Molecular dynamics simulation of primary irradiation damage in Ti-6Al-4V alloys

Abstract

Displacement cascade behaviors of Ti-6Al-4V alloys are investigated using molecular dynamics (MD) simulation. The embedded atom method (EAM) potential including Ti, Al and V elements is modified by adding Ziegler-Biersack-Littmark (ZBL) potential to describe the short-range interaction among different atoms. The time evolution of displacement cascades at the atomic scale is quantitatively evaluated with the energy of primary knock-on atom (PKA) ranging from 0.5 keV to 15 keV, and that for pure Ti is also computed as a comparison. The effects of temperature and incident direction of PKA are studied in detail. The results show that the temperature reduces the number of surviving Frenkel pairs (FPs), and the incident direction of PKA shows little correlation with them.

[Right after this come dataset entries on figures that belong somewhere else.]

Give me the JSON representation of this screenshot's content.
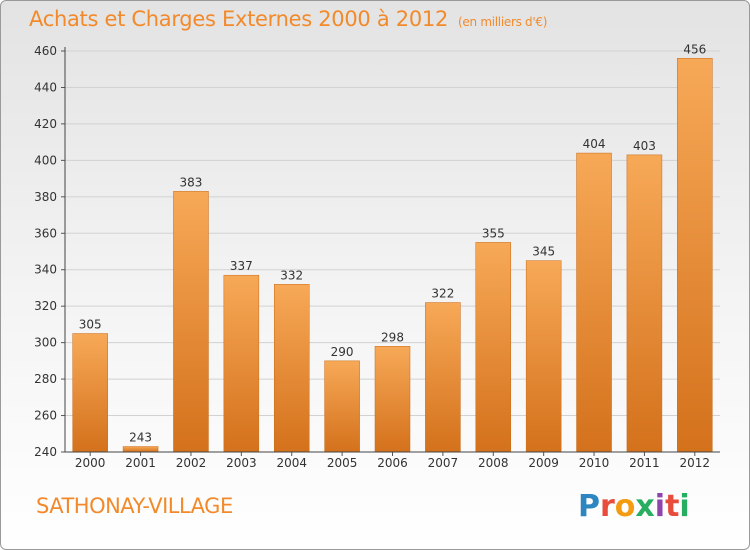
{
  "title": "Achats et Charges Externes 2000 à 2012",
  "unit": "(en milliers d'€)",
  "commune": "SATHONAY-VILLAGE",
  "logo": [
    "P",
    "r",
    "o",
    "x",
    "i",
    "t",
    "i"
  ],
  "colors": {
    "bar_light": "#f6a552",
    "bar_dark": "#d6741f",
    "title": "#f28a2b",
    "grid": "#d2d2d2"
  },
  "chart_data": {
    "type": "bar",
    "title": "Achats et Charges Externes 2000 à 2012",
    "subtitle": "(en milliers d'€)",
    "xlabel": "",
    "ylabel": "",
    "categories": [
      "2000",
      "2001",
      "2002",
      "2003",
      "2004",
      "2005",
      "2006",
      "2007",
      "2008",
      "2009",
      "2010",
      "2011",
      "2012"
    ],
    "values": [
      305,
      243,
      383,
      337,
      332,
      290,
      298,
      322,
      355,
      345,
      404,
      403,
      456
    ],
    "ylim": [
      240,
      460
    ],
    "yticks": [
      240,
      260,
      280,
      300,
      320,
      340,
      360,
      380,
      400,
      420,
      440,
      460
    ],
    "grid": true,
    "data_labels": true
  }
}
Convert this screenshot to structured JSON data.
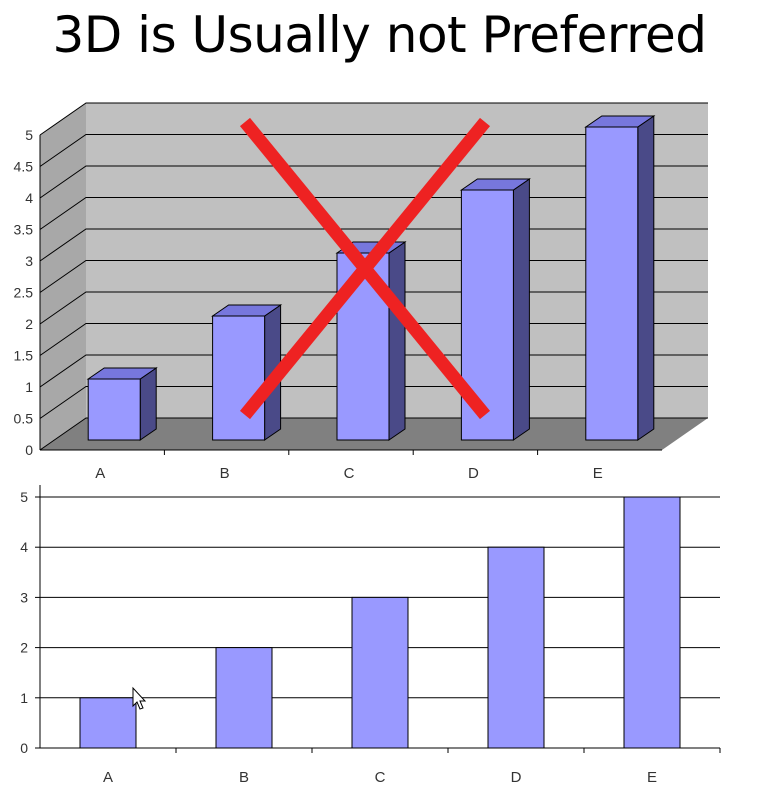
{
  "slide": {
    "title": "3D is Usually not Preferred"
  },
  "colors": {
    "bar_front": "#9999ff",
    "bar_top": "#7777dd",
    "bar_side": "#4a4a88",
    "wall": "#c0c0c0",
    "floor": "#808080",
    "cross": "#ee2222"
  },
  "chart_data": [
    {
      "type": "bar",
      "style": "3d",
      "categories": [
        "A",
        "B",
        "C",
        "D",
        "E"
      ],
      "values": [
        1,
        2,
        3,
        4,
        5
      ],
      "yticks": [
        "0",
        "0.5",
        "1",
        "1.5",
        "2",
        "2.5",
        "3",
        "3.5",
        "4",
        "4.5",
        "5"
      ],
      "ylim": [
        0,
        5
      ],
      "grid": true,
      "annotation": "red-cross-out"
    },
    {
      "type": "bar",
      "style": "2d",
      "categories": [
        "A",
        "B",
        "C",
        "D",
        "E"
      ],
      "values": [
        1,
        2,
        3,
        4,
        5
      ],
      "yticks": [
        "0",
        "1",
        "2",
        "3",
        "4",
        "5"
      ],
      "ylim": [
        0,
        5
      ],
      "grid": true
    }
  ]
}
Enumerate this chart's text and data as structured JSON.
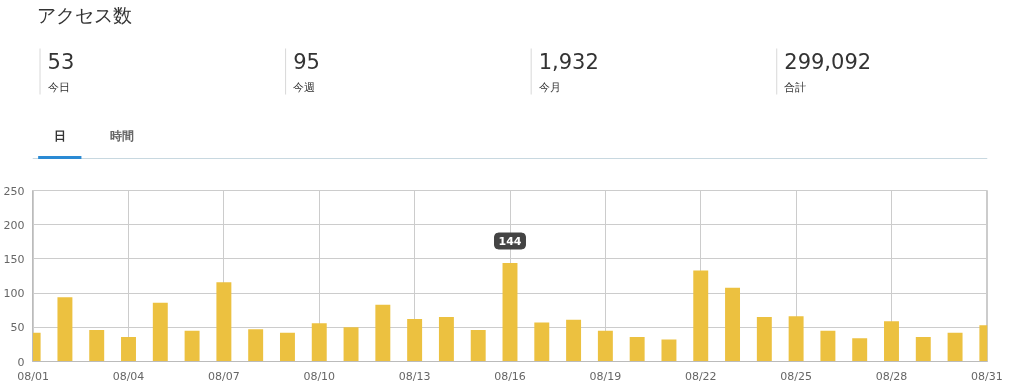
{
  "chart_data": [
    {
      "type": "other",
      "title": "アクセス数",
      "annotations": [
        "53",
        "今日",
        "95",
        "今週",
        "1,932",
        "今月",
        "299,092",
        "合計",
        "日",
        "時間"
      ]
    },
    {
      "type": "bar",
      "color": "#ecc140",
      "categories": [
        "08/01",
        null,
        null,
        "08/04",
        null,
        null,
        "08/07",
        null,
        null,
        "08/10",
        null,
        null,
        "08/13",
        null,
        null,
        "08/16",
        null,
        null,
        "08/19",
        null,
        null,
        "08/22",
        null,
        null,
        "08/25",
        null,
        null,
        "08/28",
        null,
        null,
        "08/31"
      ],
      "values": [
        42,
        94,
        46,
        36,
        86,
        45,
        116,
        47,
        42,
        56,
        50,
        83,
        62,
        65,
        46,
        144,
        57,
        61,
        45,
        36,
        32,
        133,
        108,
        65,
        66,
        45,
        34,
        59,
        36,
        42,
        53
      ],
      "ylim": [
        0,
        250
      ],
      "yticks": [
        0,
        50,
        100,
        150,
        200,
        250
      ],
      "grid": true,
      "annotations": [
        {
          "text": "144",
          "x": "08/16",
          "y": 144
        }
      ]
    }
  ]
}
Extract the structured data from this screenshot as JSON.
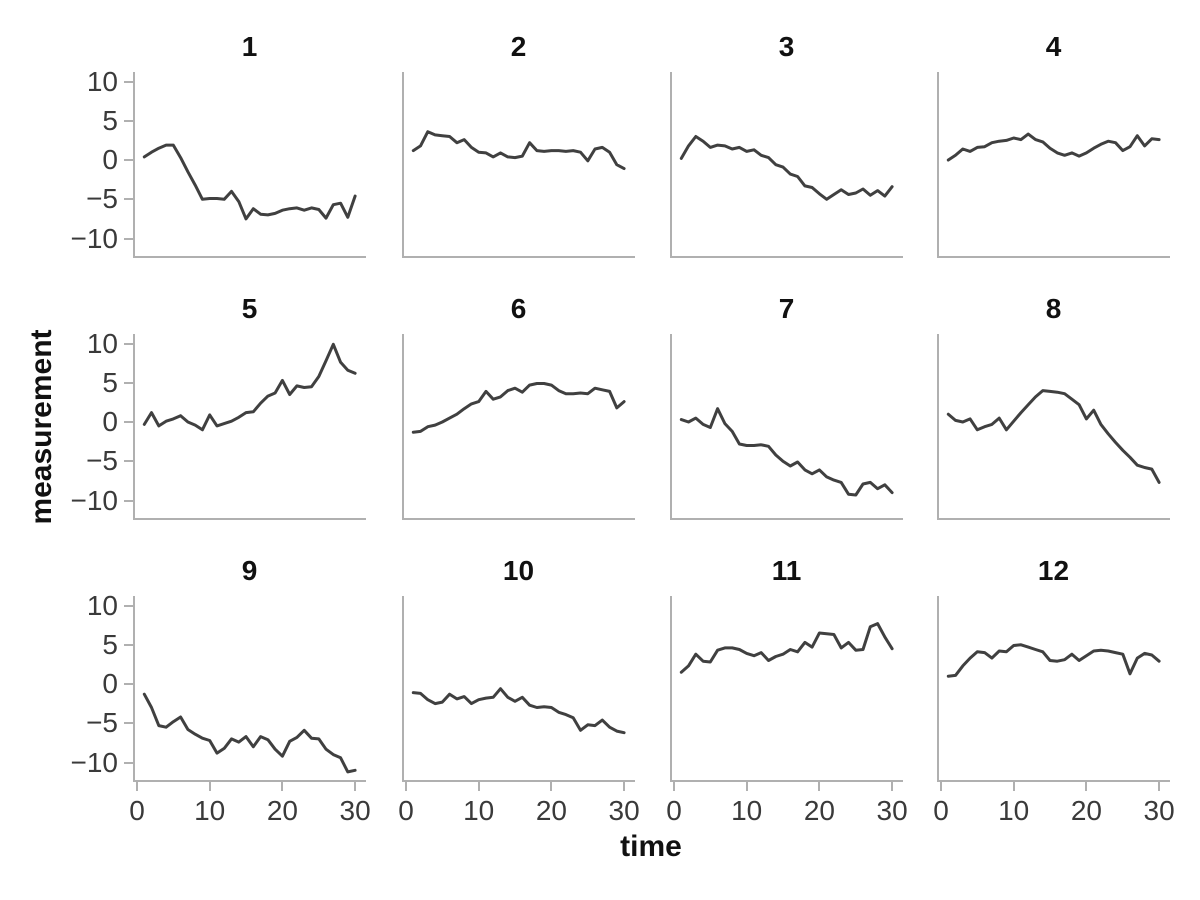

Furthermore, the increasing temperature promotes the point defects to form clusters but reduces the number of defects due to the accelerated recombination of vacancies and interstitial atoms at relatively high temperature. The cluster fractions of interstitials and vacancies both increase with the PKA energy, whereas the increase of interstitial cluster is slightly larger due to their higher mobility. Compared to pure Ti, the presence of Al and V is beneficial to the formation of interstitial clusters and indirectly hinders the production of vacancy clusters.